Nobel Prize Winner on the Entrepreneurial Economy

The 2006 Nobel Prize winner in Economics, Professor Edmund S. Phelps, is a strong supporter of free enterprise and entrepreneurship. In a recent Op Ed piece from the Wall Street Journal, Phelps outlines two basic economic systems prevalent in the Western world.

Several nations–including the U.S., Canada and the U.K.–have a private-ownership system marked by great openness to the implementation of new commercial ideas coming from entrepreneurs, and by a pluralism of views among the financiers who select the ideas to nurture by providing the capital and incentives necessary for their development….This is free enterprise, a k a capitalism.

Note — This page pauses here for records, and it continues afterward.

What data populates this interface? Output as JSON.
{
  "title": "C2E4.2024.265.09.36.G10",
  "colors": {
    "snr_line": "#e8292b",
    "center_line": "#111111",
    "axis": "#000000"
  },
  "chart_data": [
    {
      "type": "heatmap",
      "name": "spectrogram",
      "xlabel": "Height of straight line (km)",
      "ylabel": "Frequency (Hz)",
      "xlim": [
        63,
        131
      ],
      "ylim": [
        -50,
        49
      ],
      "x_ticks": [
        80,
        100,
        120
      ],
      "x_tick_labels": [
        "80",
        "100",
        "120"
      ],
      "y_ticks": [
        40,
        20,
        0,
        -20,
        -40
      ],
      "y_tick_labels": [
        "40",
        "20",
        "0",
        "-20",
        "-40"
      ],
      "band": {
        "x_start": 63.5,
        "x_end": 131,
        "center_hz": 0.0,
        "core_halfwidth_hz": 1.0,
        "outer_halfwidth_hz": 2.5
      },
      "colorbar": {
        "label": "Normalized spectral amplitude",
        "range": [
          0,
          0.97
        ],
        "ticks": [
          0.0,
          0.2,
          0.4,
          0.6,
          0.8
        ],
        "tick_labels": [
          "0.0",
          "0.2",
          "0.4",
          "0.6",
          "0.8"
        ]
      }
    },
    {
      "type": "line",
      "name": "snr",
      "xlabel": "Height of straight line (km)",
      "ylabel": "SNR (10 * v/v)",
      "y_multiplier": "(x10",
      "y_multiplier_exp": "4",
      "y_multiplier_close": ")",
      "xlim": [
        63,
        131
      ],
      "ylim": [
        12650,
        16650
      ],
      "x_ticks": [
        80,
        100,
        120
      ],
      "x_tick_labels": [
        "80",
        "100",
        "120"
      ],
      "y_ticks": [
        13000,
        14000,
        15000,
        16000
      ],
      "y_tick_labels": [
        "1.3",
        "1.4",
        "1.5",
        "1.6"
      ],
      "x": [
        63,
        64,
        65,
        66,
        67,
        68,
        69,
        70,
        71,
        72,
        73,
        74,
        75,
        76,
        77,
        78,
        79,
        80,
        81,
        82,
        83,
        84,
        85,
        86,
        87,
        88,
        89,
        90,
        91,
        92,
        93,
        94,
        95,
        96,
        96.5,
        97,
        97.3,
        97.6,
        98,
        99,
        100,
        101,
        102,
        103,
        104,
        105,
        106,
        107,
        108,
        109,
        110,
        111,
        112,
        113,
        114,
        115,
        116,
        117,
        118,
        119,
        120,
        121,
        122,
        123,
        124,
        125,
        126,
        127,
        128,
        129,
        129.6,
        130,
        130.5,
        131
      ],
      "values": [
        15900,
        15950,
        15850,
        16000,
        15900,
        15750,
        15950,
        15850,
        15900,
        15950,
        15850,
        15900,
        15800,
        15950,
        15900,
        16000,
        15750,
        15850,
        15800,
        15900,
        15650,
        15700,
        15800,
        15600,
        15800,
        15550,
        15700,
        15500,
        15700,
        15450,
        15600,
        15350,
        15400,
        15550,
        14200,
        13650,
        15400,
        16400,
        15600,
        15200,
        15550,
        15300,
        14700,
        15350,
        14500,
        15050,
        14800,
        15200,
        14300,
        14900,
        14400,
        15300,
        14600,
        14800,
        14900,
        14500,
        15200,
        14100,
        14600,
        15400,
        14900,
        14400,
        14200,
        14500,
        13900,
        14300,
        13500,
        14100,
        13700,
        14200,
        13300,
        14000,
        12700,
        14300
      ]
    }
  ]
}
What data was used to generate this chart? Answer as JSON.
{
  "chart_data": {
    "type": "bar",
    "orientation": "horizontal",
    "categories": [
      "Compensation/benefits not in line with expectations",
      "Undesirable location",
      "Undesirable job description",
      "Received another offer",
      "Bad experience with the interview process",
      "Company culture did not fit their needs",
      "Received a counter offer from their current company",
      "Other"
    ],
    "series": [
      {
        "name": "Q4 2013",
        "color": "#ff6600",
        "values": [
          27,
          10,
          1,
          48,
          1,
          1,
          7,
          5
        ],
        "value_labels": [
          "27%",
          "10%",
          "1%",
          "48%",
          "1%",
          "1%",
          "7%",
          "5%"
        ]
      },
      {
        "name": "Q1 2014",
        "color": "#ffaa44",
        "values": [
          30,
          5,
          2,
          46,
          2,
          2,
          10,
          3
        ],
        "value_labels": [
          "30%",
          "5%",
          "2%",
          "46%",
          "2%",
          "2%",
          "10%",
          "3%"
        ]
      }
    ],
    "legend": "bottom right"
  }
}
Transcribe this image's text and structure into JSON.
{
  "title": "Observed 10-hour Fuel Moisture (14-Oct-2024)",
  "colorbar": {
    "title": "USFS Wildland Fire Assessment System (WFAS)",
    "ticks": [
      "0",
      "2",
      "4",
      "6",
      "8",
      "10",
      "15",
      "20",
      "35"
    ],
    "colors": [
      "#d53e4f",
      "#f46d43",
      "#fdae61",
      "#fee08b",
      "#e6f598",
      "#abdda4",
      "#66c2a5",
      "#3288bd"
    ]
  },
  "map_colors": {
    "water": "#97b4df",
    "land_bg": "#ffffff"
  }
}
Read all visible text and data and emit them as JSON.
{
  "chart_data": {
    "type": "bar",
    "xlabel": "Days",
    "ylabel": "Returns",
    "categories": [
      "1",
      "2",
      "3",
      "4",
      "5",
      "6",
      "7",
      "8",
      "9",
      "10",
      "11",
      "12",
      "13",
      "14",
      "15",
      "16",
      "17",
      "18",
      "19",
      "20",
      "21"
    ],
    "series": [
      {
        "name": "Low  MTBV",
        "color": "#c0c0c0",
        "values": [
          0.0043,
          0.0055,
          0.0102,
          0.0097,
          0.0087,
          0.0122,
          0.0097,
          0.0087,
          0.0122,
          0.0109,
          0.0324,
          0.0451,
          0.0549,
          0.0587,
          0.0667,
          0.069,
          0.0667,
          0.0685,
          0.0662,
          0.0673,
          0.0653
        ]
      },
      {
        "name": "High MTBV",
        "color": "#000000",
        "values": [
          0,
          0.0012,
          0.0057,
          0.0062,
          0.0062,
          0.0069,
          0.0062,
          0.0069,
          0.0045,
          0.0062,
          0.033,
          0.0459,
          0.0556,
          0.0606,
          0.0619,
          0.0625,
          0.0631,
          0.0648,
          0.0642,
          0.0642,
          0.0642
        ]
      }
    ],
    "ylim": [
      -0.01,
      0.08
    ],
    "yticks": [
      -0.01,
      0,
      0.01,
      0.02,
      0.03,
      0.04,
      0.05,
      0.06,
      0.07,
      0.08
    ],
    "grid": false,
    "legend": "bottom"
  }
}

The other system–in Western Continental Europe–though also based on private ownership, has been modified by the introduction of institutions aimed at protecting the interests of “stakeholders” and “social partners.” The system’s institutions include big employer confederations, big unions and monopolistic banks.

Phelps argues that the private-ownership system of the US has drifted away from what was its purest form. And the further we drift the bigger the risk that we will lose the entrepreneurial engine that powers our economy. We have seen this economy drift more toward the kind of system we see in Western Europe. He asserts that companies like Microsoft, those that have not only vast economic power but also political power, are a “deviation from the model.” As Schumpeter showed us, a dynamic economy requires free markets that allow newcomers to come in and participate in its evolution and growth. Owning capital and wealth does not make one an entrepreneur. Entrepreneurs are the newcomers, the disruptors, who fuel dynamic economic development.
This is an important time to listen to the words of Professor Phelps. Our economy is more dependent on true free enterprise and the work of real entrepreneurs than it has been in over one hundred years. This is no time for us to embrace the kind of socialized entrepreneurship we see in much of Western Europe. Government should not be in the business of institutionalizing economic winners. It should, instead, be the protector of the economic newcomer entrepreneurs, who if we let them, will create our economic future.
(via National Dialogue on Entrepreneurship).